GURU-GURUAN

Kadang kita berfikir, pendidikan karakter tanggungjawab siapa? Bahkan begitulah pemikiranku ketika tahun 1994 mulai membina komunitas seni di Aula Radio Lita FM Bandung. Yang kemudian melintas berbagai Radio kusebut, Komunitas Aula. Komunitas sosial (seni) budaya.

Sebenarnya gagasan Komunitas Aula, multi seni, meskipun dalam penangananku, sastra, teater, gambar, siaran radio dan jurnalistik lebih menonjol, sudah dimulai dari Kota Sukabumi. Radio Menara FM. Malam, sekali seminggu siaran Apresiasi Puisi. Kopdarnya bersama PACINTRA, para pencinta sastra.

Sebagai pendukung pentas musikalisasi puisi, koordinator Koes Fans Club, penyelenggara berbagai aksi dan lomba nyanyi, dan penyiar acara multi-musik tentu aku gak bisa lepas dari musik.

Kalau dalam kelekatan dengan tari dan gambar, filosofi hidupku adalah, hidup ini menggambar dan menari. Itu sebabnya beberapa kali jadi juri tari dari sisi entertain (daya tarik pertunjukan panggung) dan artistik.

Sedangkan untuk teater sekolah, teater remaja mesjid dan karang taruna, jauh lebih awal lagi aku selami. 

Pertanyaan soal tanggungjawab pendidikan karakter itu menyadarkan kita bahwa di setiap gang, ujung kampung, belokan jalan, pinggir kali, dll kita bisa menemukan orang-orang yang berpengaruh secara intelektual dan kedewasaan sosial di situ. Termasuk melalui medium senibudaya.

Jenis kegiatan sosialnya beragam. Bisa melalui organisasi remaja dan kepemudaan, organisasi masyarakat, dan organisasi keagamaan yang sudah ada, atau membentuk organisasi dan komunitas-komunitas baru. Di dalam itu tumbuh juga beragam komunitas seni, olahraga dan berbagai komunitas hobi. Di situ bisa ada ketokohan orang-orang tertentu yang bisa mendewasakan lingkungan atau anggotanya.

Ya. Meskipun kegelisahan juga ada. Sekelompok pemuda yang mengaku sebagai kelompok sosial juga kadang muncul di situ dengan mabuk-mabukan dan tindak maksiatnya. Gank motor yang meresahkan juga.
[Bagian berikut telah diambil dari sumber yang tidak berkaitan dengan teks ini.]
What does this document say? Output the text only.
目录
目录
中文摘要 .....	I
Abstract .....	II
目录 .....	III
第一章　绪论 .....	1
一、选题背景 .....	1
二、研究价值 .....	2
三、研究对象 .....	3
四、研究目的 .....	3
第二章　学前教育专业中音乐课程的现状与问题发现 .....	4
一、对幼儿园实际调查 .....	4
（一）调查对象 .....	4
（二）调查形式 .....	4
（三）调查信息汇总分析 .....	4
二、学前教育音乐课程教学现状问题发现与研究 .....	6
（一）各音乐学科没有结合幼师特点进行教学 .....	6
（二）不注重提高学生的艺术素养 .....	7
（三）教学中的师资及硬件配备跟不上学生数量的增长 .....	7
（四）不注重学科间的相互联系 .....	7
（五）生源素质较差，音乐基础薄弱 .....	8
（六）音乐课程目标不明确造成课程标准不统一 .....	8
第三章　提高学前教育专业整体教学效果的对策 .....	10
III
Tapi kenyataan di tengah masyarakat yang serba positif dan menginspirasi, tidak bisa ditolak atau dikecilkan sebagai para pihak yang tidak turut menjadi pancang pembangunan karakter bangsa.
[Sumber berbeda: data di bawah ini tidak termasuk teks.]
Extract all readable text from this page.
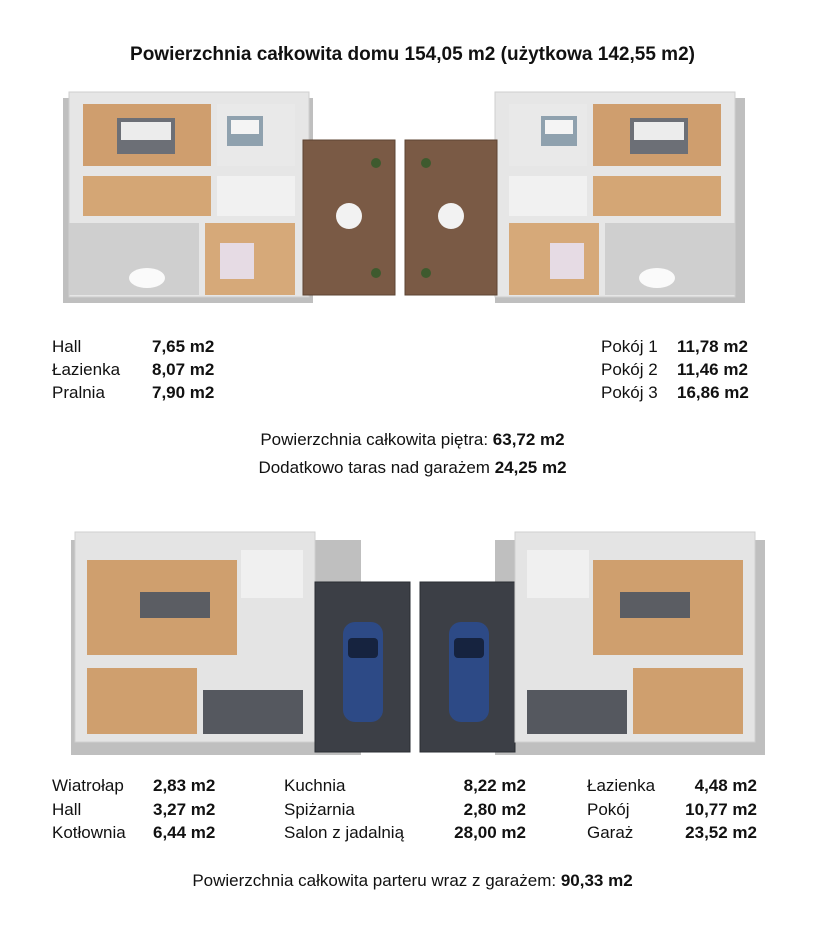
Powierzchnia całkowita domu 154,05 m2 (użytkowa 142,55 m2)
Hall	7,65 m2
Łazienka 8,07 m2
Pralnia	7,90 m2
Pokój 1 11,78 m2
Pokój 2 11,46 m2
Pokój 3 16,86 m2
Powierzchnia całkowita piętra: 63,72 m2
Dodatkowo taras nad garażem 24,25 m2
Wiatrołap 2,83 m2
Hall	3,27 m2
Kotłownia 6,44 m2
Kuchnia	8,22 m2
Spiżarnia	2,80 m2
Salon z jadalnią	28,00 m2
Łazienka 4,48 m2
Pokój	10,77 m2
Garaż	23,52 m2
Powierzchnia całkowita parteru wraz z garażem: 90,33 m2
Butuh kearifan berbagai pihak, tokoh-tokoh pendidikan, tokoh-tokoh agama, aktivis sosial, dan pemerintah untuk mengakuinya. Tentu bukan sekadar mengakui. Karena itu selalu jadi santapan pragmatisme politik. Melainkan pengakuan atas bukti-bukti.

Memang sesungguhnya jalur pendidikan formal yang berjenjang itu sangat besar perannya menjadi sentrum pembentukan karakter anak bangsa. Memang begitu. Mesti begitu.

Tapi arogansi dunia pendidikan formal ini juga kadang berbenturan dengan kondisi karakter sosial anak didik dan out put-nya yang parah. Setidaknya itu selalu jadi otokritik yang kuat. Entah itu segera dilanjutkan dengan kebijakan yang signifikan atau terus terlupakan.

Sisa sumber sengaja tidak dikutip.